A 58-year-old man with bipolar disorder is established on lithium carbonate 800mg twice daily. He presents to his GP feeling generally unwell with reduced appetite. Blood tests reveal serum lithium level of 0.9 mmol/L (therapeutic range 0.4-1.0 mmol/L), sodium 129 mmol/L, potassium 4.2 mmol/L, urea 8.2 mmol/L, and creatinine 115 µmol/L. Which monitoring parameter change would warrant immediate lithium dose reduction?

Q108

A 63-year-old man with type 2 diabetes is admitted with acute pancreatitis. He is nil by mouth with nasogastric aspiration.
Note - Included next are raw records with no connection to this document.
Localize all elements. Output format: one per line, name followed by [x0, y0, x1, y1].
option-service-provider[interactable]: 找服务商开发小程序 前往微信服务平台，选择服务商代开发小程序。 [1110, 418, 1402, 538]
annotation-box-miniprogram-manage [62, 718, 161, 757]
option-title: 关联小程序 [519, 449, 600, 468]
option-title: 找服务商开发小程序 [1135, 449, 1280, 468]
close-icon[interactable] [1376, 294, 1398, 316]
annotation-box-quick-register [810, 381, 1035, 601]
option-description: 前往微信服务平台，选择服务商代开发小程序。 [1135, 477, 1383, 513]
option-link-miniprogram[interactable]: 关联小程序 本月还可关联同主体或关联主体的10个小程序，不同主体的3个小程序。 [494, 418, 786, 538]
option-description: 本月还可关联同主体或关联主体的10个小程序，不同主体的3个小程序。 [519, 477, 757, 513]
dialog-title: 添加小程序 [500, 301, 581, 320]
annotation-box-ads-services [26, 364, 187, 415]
His usual diabetes medications are metformin 1g twice daily, gliclazide 80mg twice daily, and insulin detemir 38 units at bedtime. A variable rate intravenous insulin infusion (VRIII) is commenced. On day 3, he is improving and planning to restart oral intake. Which medication should be restarted first and when should the VRIII be discontinued?

Q109

A 72-year-old woman with non-valvular atrial fibrillation and CHA₂DS₂-VASc score of 4 has been taking apixaban 5mg twice daily for 2 years. She now requires long-term treatment with rifampicin and isoniazid for pulmonary tuberculosis. Her eGFR is 72 ml/min/1.73m², weight 68kg, and she has no other relevant medical history. What is the most appropriate management of her anticoagulation?

Q110

A 51-year-old woman with type 1 diabetes for 28 years presents to the emergency department with abdominal pain and vomiting for 12 hours. Her capillary blood glucose is 24.8 mmol/L and ketones are 4.2 mmol/L. Venous blood gas shows pH 7.28, bicarbonate 14 mmol/L. She is being treated for diabetic ketoacidosis with fixed rate intravenous insulin infusion (FRIII) at 0.1 units/kg/hour and fluid resuscitation. After 4 hours, her glucose has fallen to 13.2 mmol/L but ketones remain 3.8 mmol/L and pH is 7.31. What is the most appropriate adjustment to her management?